Even before she began formally sharing her wisdom through coaching and writing, Marin was running goal-setting workshops like a boss. I was a (somewhat skeptical) participant in one of those early goal-coaching sessions. At the time, while I struggled to fill in blanks about where I wanted to be three, five, and 10 years down the road, neither Marin or I knew that she would be extracting from me predictions of where my life would take me.

Years later, it was a pleasure to reflect on that session and sit down with her book; it was as though it was meant for me in the exact moment that I was reading it. 

At the same time, part way through I had the impression that she didn't write the book for me, but rather for herself. In fact, she says so explicitly later in the book, sharing that writing was a cathartic release and a documentation of her journey. She has written to inspire, rather than instruct, and her purpose came across beautifully.

Marin tells her story in a way that is deeply personal, but still allows others to see parallels to their own experiences.
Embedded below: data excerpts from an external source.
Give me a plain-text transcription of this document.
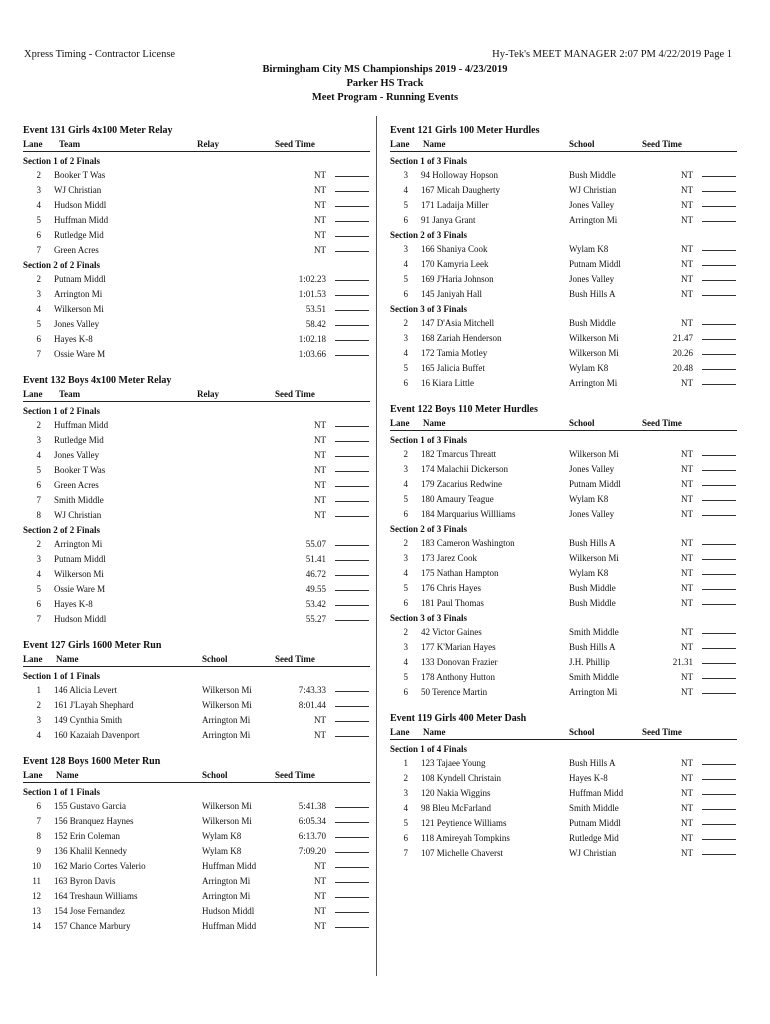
Xpress Timing - Contractor License	Hy-Tek's MEET MANAGER 2:07 PM 4/22/2019 Page 1
Birmingham City MS Championships 2019 - 4/23/2019
Parker HS Track
Meet Program - Running Events
Event 131 Girls 4x100 Meter Relay
Lane Team	Relay	Seed Time
Section 1 of 2 Finals
2 Booker T Was	NT
3 WJ Christian	NT
4 Hudson Middl	NT
5 Huffman Midd	NT
6 Rutledge Mid	NT
7 Green Acres	NT
Section 2 of 2 Finals
2 Putnam Middl	1:02.23
3 Arrington Mi	1:01.53
4 Wilkerson Mi	53.51
5 Jones Valley	58.42
6 Hayes K-8	1:02.18
7 Ossie Ware M	1:03.66
Event 132 Boys 4x100 Meter Relay
Lane Team	Relay	Seed Time
Section 1 of 2 Finals
2 Huffman Midd	NT
3 Rutledge Mid	NT
4 Jones Valley	NT
5 Booker T Was	NT
6 Green Acres	NT
7 Smith Middle	NT
8 WJ Christian	NT
Section 2 of 2 Finals
2 Arrington Mi	55.07
3 Putnam Middl	51.41
4 Wilkerson Mi	46.72
5 Ossie Ware M	49.55
6 Hayes K-8	53.42
7 Hudson Middl	55.27
Event 127 Girls 1600 Meter Run
Lane Name	School	Seed Time
Section 1 of 1 Finals
1 146 Alicia Levert	Wilkerson Mi	7:43.33
2 161 J'Layah Shephard	Wilkerson Mi	8:01.44
3 149 Cynthia Smith	Arrington Mi	NT
4 160 Kazaiah Davenport	Arrington Mi	NT
Event 128 Boys 1600 Meter Run
Lane Name	School	Seed Time
Section 1 of 1 Finals
6 155 Gustavo Garcia	Wilkerson Mi	5:41.38
7 156 Branquez Haynes	Wilkerson Mi	6:05.34
8 152 Erin Coleman	Wylam K8	6:13.70
9 136 Khalil Kennedy	Wylam K8	7:09.20
10 162 Mario Cortes Valerio	Huffman Midd	NT
11 163 Byron Davis	Arrington Mi	NT
12 164 Treshaun Williams	Arrington Mi	NT
13 154 Jose Fernandez	Hudson Middl	NT
14 157 Chance Marbury	Huffman Midd	NT
Event 121 Girls 100 Meter Hurdles
Lane Name	School	Seed Time
Section 1 of 3 Finals
3 94 Holloway Hopson	Bush Middle	NT
4 167 Micah Daugherty	WJ Christian	NT
5 171 Ladaija Miller	Jones Valley	NT
6 91 Janya Grant	Arrington Mi	NT
Section 2 of 3 Finals
3 166 Shaniya Cook	Wylam K8	NT
4 170 Kamyria Leek	Putnam Middl	NT
5 169 J'Haria Johnson	Jones Valley	NT
6 145 Janiyah Hall	Bush Hills A	NT
Section 3 of 3 Finals
2 147 D'Asia Mitchell	Bush Middle	NT
3 168 Zariah Henderson	Wilkerson Mi	21.47
4 172 Tamia Motley	Wilkerson Mi	20.26
5 165 Jalicia Buffet	Wylam K8	20.48
6 16 Kiara Little	Arrington Mi	NT
Event 122 Boys 110 Meter Hurdles
Lane Name	School	Seed Time
Section 1 of 3 Finals
2 182 Tmarcus Threatt	Wilkerson Mi	NT
3 174 Malachii Dickerson	Jones Valley	NT
4 179 Zacarius Redwine	Putnam Middl	NT
5 180 Amaury Teague	Wylam K8	NT
6 184 Marquarius Willliams	Jones Valley	NT
Section 2 of 3 Finals
2 183 Cameron Washington	Bush Hills A	NT
3 173 Jarez Cook	Wilkerson Mi	NT
4 175 Nathan Hampton	Wylam K8	NT
5 176 Chris Hayes	Bush Middle	NT
6 181 Paul Thomas	Bush Middle	NT
Section 3 of 3 Finals
2 42 Victor Gaines	Smith Middle	NT
3 177 K'Marian Hayes	Bush Hills A	NT
4 133 Donovan Frazier	J.H. Phillip	21.31
5 178 Anthony Hutton	Smith Middle	NT
6 50 Terence Martin	Arrington Mi	NT
Event 119 Girls 400 Meter Dash
Lane Name	School	Seed Time
Section 1 of 4 Finals
1 123 Tajaee Young	Bush Hills A	NT
2 108 Kyndell Christain	Hayes K-8	NT
3 120 Nakia Wiggins	Huffman Midd	NT
4 98 Bleu McFarland	Smith Middle	NT
5 121 Peytience Williams	Putnam Middl	NT
6 118 Amireyah Tompkins	Rutledge Mid	NT
7 107 Michelle Chaverst	WJ Christian	NT
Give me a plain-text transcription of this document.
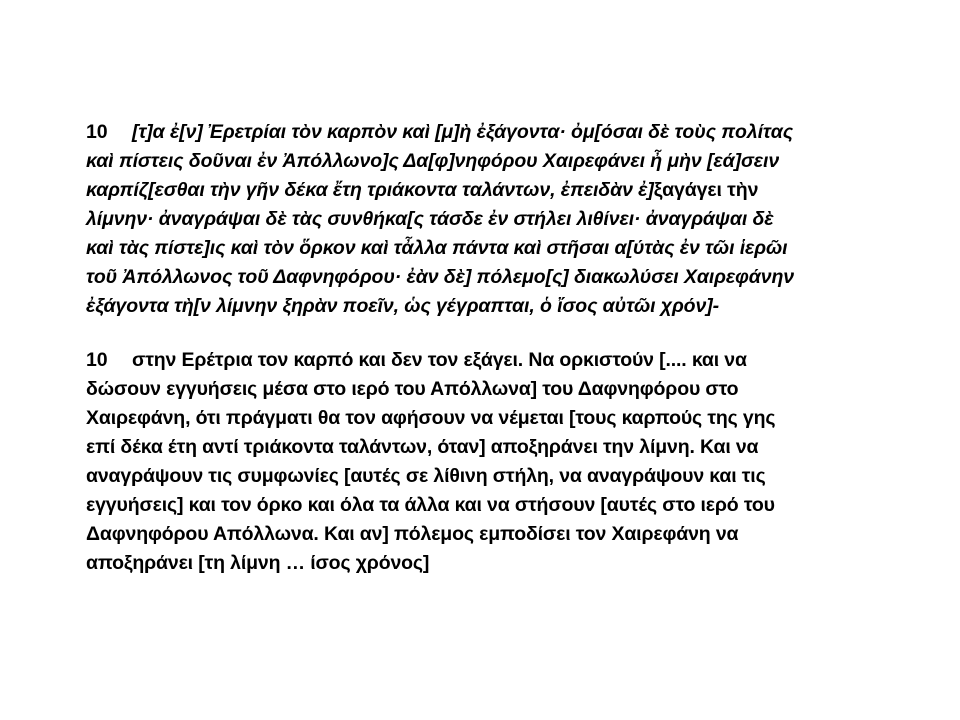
10 [τ]α ἐ[ν] Ἐρετρίαι τὸν καρπὸν καὶ [μ]ὴ ἐξάγοντα· ὀμ[όσαι δὲ τοὺς πολίτας
καὶ πίστεις δοῦναι ἐν Ἀπόλλωνο]ς Δα[φ]νηφόρου Χαιρεφάνει ἦ μὴν [εά]σειν
καρπίζ[εσθαι τὴν γῆν δέκα ἔτη τριάκοντα ταλάντων, ἐπειδὰν ἐ]ξαγάγει τὴν
λίμνην· ἀναγράψαι δὲ τὰς συνθήκα[ς τάσδε ἐν στήλει λιθίνει· ἀναγράψαι δὲ
καὶ τὰς πίστε]ις καὶ τὸν ὅρκον καὶ τἆλλα πάντα καὶ στῆσαι α[ύτὰς ἐν τῶι ἱερῶι
τοῦ Ἀπόλλωνος τοῦ Δαφνηφόρου· ἐὰν δὲ] πόλεμο[ς] διακωλύσει Χαιρεφάνην
ἐξάγοντα τὴ[ν λίμνην ξηρὰν ποεῖν, ὡς γέγραπται, ὁ ἴσος αὐτῶι χρόν]-
10 στην Ερέτρια τον καρπό και δεν τον εξάγει. Να ορκιστούν [.... και να
δώσουν εγγυήσεις μέσα στο ιερό του Απόλλωνα] του Δαφνηφόρου στο
Χαιρεφάνη, ότι πράγματι θα τον αφήσουν να νέμεται [τους καρπούς της γης
επί δέκα έτη αντί τριάκοντα ταλάντων, όταν] αποξηράνει την λίμνη. Και να
αναγράψουν τις συμφωνίες [αυτές σε λίθινη στήλη, να αναγράψουν και τις
εγγυήσεις] και τον όρκο και όλα τα άλλα και να στήσουν [αυτές στο ιερό του
Δαφνηφόρου Απόλλωνα. Και αν] πόλεμος εμποδίσει τον Χαιρεφάνη να
αποξηράνει [τη λίμνη … ίσος χρόνος]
Whether someone is struggling with mental illness, or through a period of failure, or supporting a friend or family member, Marin's story is invaluable.

My biggest insights from Marin's story are:

  1. To remember to concentrate life's activities on the things that make you feel great, whatever that is for you. 
  2. Recognizing hard days and having tools to remind you to fuel your soul and recognize bad cycles of behavior. 
  3. Understanding that it is easy to misinterpret the struggles that other people face and how they manifest externally. Reading her story was a reminder not to take things personally, or to judge people's intentions without understanding what they may be fighting inside.


Marin's story captures that life is about constantly failing, forgiving yourself, and trying to be better.